Compartilhe:     |  18 de maio de 2018

Para evitar o desenvolvimento de problemas renais em animais é importante estimulá-los a ingerir líquidos.

Animais idosos, que têm idade acima de sete anos, são comumente acometidos por doenças renais. Os gatos, entretanto, são ainda mais propensos a desenvolver tais problemas de saúde. Isso porque eles têm milhares de estruturas responsáveis pela filtração e formação da urina, denominadas néfrons, a menos que os cachorros. Uma quantidade que representa cerca de 200 mil, enquanto os cães têm 400 mil.

Os exames preventivos, que devem ser feitos de forma regular, são importantes. Segundo a médica veterinária Carla Storino Bernardes, quanto mais cedo o problema for descoberto, maior é a chance de controlar os sintomas, que são: aumento na ingestão de água, perda de peso, apatia, mau hálito, falha na pelagem e vômito.

“Não há estudos que indiquem as raças mais propensas, o que se sabe é quando se tornam idosos muitos gatos sofrem de problemas nos rins, há indicadores que falam que um a cada três gatos terá problemas nos rins ao longo da sua vida”, explica a veterinária.

Elvis, um gato de 17 anos, já apresentou quadro de insuficiência renal aguda, além de estenose, que é o estreitamento da uretra. A tutora do animal, a técnica em enfermagem Sylvia Gaspar, conta que percebeu que havia algo de errado com o gato ao observá-lo miar de forma intensa enquanto tentava urinar. Elvis não conseguia eliminar o líquido.
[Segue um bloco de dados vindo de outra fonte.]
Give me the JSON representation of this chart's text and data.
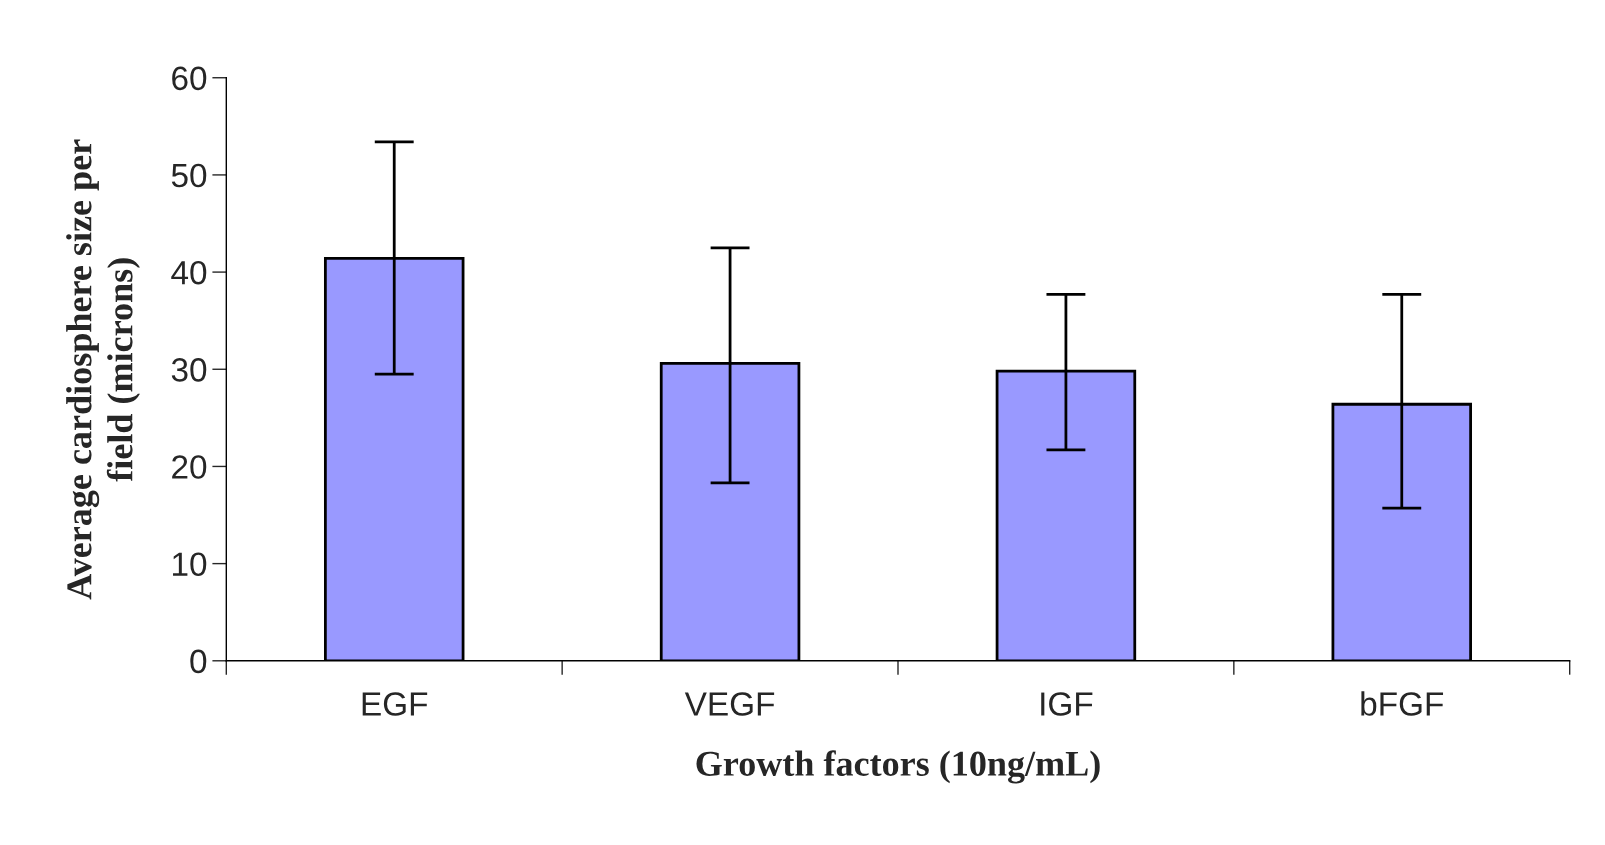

Levado ao veterinário, o gato foi submetido a exames indicaram a doença. Ele recebeu tratamento médico, que incluiu a troca da ração e a administração de antibióticos, e hoje está bem. Mudanças de hábitos, entretanto, foram necessárias.

Elvis teve insuficiência renal aguda (Foto: Sylvia Gaspar/Arquivo pessoal)

“A veterinária orientou comprar uma fonte, pois faz com que ele tenha mais vontade de beber água e também espalhasse potes pela casa”, afirma a tutora. As informações são do portal G1.

Segundo a veterinária, estimular a ingestão de líquidos através de ração úmida, disponibilizar água limpa e fresca, preferencialmente em bebedouros e fontes, e não manter o pote próximo à caixa de areia são formas de incentivar o gato a beber água para evitar que a doença se desenvolva.

“Em casa, muitos utilizam somente a ração seca e o indicado é utilizar também a ração úmida, pois ajuda nessa absorção de água no alimento”, diz a especialista, que recomenda ainda que os gatos sejam submetidos à avaliação veterinária a cada seis meses, já que não existe cura para problemas nos rins.

“Há diferentes tratamentos que devem ser indicados pelo médico-veterinário de confiança após avaliar a funcionalidade dos rins. Mas estes tratamentos tem a função de retardar a evolução do quadro”, conclui.